Making ethical decisions is a daily, ongoing practice for school counselors, and it involves continuous commitment to serving the best interest of the students you are to serve. School counselors will continually be challenged with ethical dilemmas involving confidentiality, dual relationships, and cases of students that wish to danger themselves or others. We must treat them with respect and integrity. In return, they will confide in us and speak to us freely. As coworkers are my friends, students are my friends as well on a professional level. Once students trust their role models, that trust must never be broken. “The shape of my life is, of course, determined by many other things, by background and childhood, my mind and its education, my conscience and its pressures, my heart and its desires. I want to give and take from my children and husband, to share with my friends and community, to carry out my obligations to man and to the world, as a woman, as an artist, as a citizen” (Lindbergh, 2005, p. 17) and most recently as a school counselor!

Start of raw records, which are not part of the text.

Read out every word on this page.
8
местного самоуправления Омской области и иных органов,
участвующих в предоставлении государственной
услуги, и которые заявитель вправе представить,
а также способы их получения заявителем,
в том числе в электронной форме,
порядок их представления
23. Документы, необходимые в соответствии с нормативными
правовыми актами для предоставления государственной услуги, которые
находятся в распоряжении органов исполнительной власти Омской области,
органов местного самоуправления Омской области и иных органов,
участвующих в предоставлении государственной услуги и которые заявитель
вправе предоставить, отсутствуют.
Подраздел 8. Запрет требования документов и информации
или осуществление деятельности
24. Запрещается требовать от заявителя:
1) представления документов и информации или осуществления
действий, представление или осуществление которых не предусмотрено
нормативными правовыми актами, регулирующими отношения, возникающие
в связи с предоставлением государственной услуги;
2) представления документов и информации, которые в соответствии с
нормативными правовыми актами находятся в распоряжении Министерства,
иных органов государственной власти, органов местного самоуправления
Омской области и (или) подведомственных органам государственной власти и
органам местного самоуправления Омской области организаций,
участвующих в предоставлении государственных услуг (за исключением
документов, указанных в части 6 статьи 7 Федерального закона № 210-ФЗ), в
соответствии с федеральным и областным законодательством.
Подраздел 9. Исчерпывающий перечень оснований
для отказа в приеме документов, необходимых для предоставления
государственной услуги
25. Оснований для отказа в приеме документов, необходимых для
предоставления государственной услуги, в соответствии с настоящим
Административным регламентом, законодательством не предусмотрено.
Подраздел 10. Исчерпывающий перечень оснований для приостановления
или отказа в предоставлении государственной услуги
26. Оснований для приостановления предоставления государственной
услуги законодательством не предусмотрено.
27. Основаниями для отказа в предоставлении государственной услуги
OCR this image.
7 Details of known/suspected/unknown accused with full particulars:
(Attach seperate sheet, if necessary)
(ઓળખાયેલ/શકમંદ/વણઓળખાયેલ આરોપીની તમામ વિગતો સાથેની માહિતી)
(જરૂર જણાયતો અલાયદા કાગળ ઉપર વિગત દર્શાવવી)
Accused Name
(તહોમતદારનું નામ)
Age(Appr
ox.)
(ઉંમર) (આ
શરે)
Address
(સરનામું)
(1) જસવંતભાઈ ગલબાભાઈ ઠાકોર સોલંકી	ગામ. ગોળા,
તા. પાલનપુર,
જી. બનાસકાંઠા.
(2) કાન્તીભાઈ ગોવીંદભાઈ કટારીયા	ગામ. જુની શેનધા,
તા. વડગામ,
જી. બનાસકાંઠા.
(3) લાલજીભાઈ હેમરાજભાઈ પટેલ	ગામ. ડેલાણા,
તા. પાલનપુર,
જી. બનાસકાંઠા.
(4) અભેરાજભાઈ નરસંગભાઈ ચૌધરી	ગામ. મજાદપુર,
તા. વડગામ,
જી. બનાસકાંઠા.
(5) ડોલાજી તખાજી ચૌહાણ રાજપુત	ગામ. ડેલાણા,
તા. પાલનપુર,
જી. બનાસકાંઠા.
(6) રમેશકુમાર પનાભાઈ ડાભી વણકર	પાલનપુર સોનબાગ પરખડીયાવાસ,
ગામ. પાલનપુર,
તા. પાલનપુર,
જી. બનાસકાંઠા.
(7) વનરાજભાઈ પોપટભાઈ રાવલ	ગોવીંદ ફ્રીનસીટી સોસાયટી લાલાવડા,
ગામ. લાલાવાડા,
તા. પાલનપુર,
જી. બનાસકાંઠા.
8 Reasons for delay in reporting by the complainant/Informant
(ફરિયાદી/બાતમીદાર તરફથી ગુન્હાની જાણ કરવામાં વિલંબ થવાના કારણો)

Froeschle, J. (2004). Just cut it out: legal and ethical challenges in counseling students who self-mutilate. Professional School Counseling.
Grandin, T. (2006). Thinking in pictures. My life with autism. New York: Random House, Inc.
King, K. A. (2001). Tri-level suicide prevention covers it all. Education Digest, 67, 55-61.
Kitchener, K. S. (2000). Foundations of ethical practice, research, and teaching in psychology. Mahway, N J: Lawrence Erlbaum.
Lindberg, A. M. (2005). Gift from the Sea. New York: Pantheon Books.